Lando looks up, studies Carlos’s face. Carlos has pulled him closer, and it takes all Lando’s strength to not look him in the eye, so his gaze travels over the man’s soft— so soft —and warm— I can feel it from here —skin. It looks human. Lando wants to touch it.
“I’ve got pores, right?”
Lando almost laughs, a short, sniffly laugh that he instantly regrets for how gauche it sounded. “You’ve got pores,” he mumbles.
“Shiseido thought maybe I should not have pores, so they took them out of the photos. And I am a grown-ass man, I am here to drive, and still I felt like shit whenever I saw my poreless fake face in them.” Carlos gives him a lopsided smile. “I am, as you might say, not immune to propaganda.”
“They didn’t have to do that,” Lando says, wrinkling his nose. “You look better right here with the pores.”
“Thank you, you are standing very close so I’m sure you can see all of them to be sure of that.”
“I’m sorry,” Lando hastily apologises, taking a step back to bump into the sink cabinet. He flushes. I need another cold cloth.
“No, no, come back,” Carlos asks softly. He releases Lando’s hand only to drape both arms over his shoulders and lock him there, closer than ever. “Don’t worry about the press conference,” Carlos commands, seeking and finally receiving eye contact. “I’ll help you with concealer, I will get you some moisturiser.” He smooths a thumb along Lando’s jawline. “Don’t worry about it, or about anything. You’re not disgusting and you will not say that again. I’m right here, okay?”

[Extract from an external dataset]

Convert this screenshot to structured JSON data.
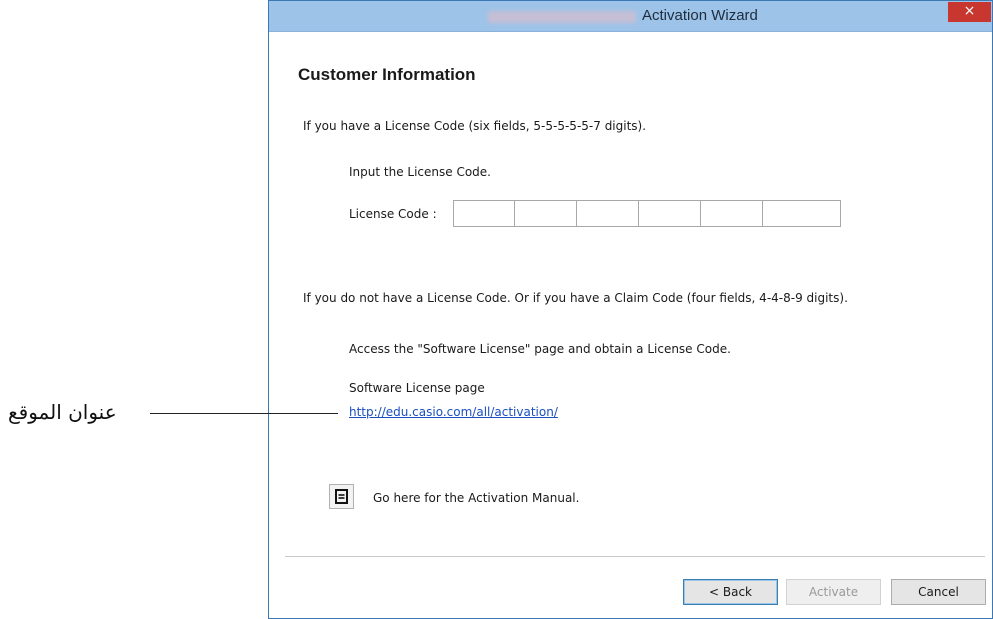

“That’s what I’m afraid of,” Lando admits, but this time he’s smiling a little.
“I am right here and I can see your whole face and you are the most cute,” Carlos whispers. He leans forward, and they press their foreheads together like the doomed couple in a drama film at their final reunion before unchangeable forces tear them apart forever. At least, that’s how Lando thinks it looks. He certainly hopes they’re not doomed; they’re not even dating. Yet. Maybe? He hopes there’s a yet.

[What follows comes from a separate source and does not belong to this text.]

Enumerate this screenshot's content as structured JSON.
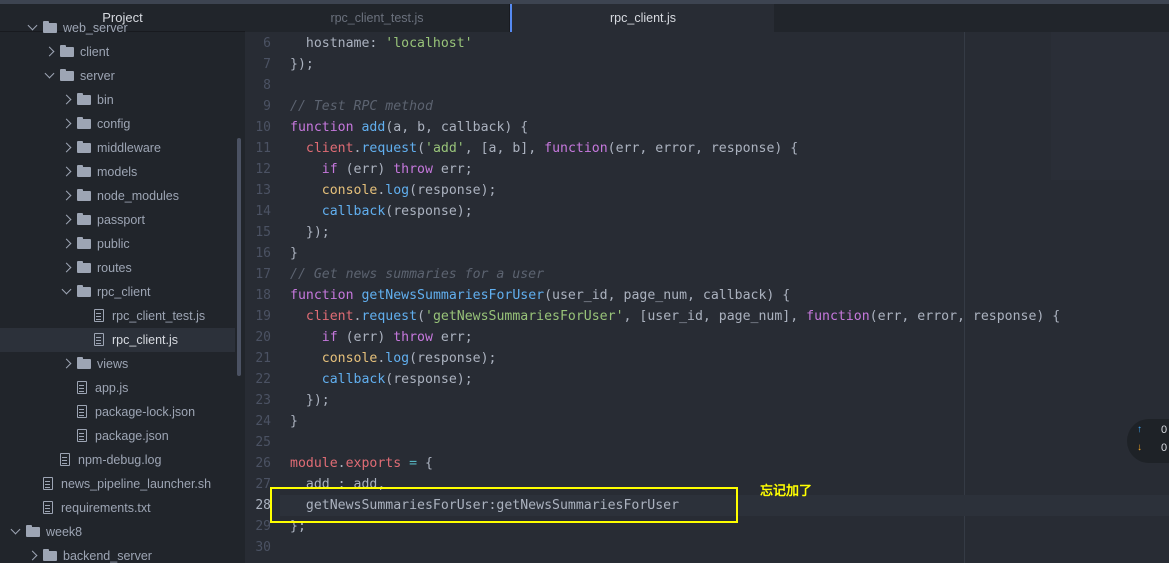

“Thank you,” Lando says, not truly believing yet that he’s the most cute. He wants to shift a little and kiss Carlos, but he’s not there yet.
But he doesn’t have to worry about that, because Carlos says, very seriously, “The best thing you can do for your face is to love it no matter the conditions. If you can’t love yours right now, just know that I definitely do.”
Lando is wearing a little smile when Carlos kisses his forehead, and he’s not worried at all about wearing his own skin.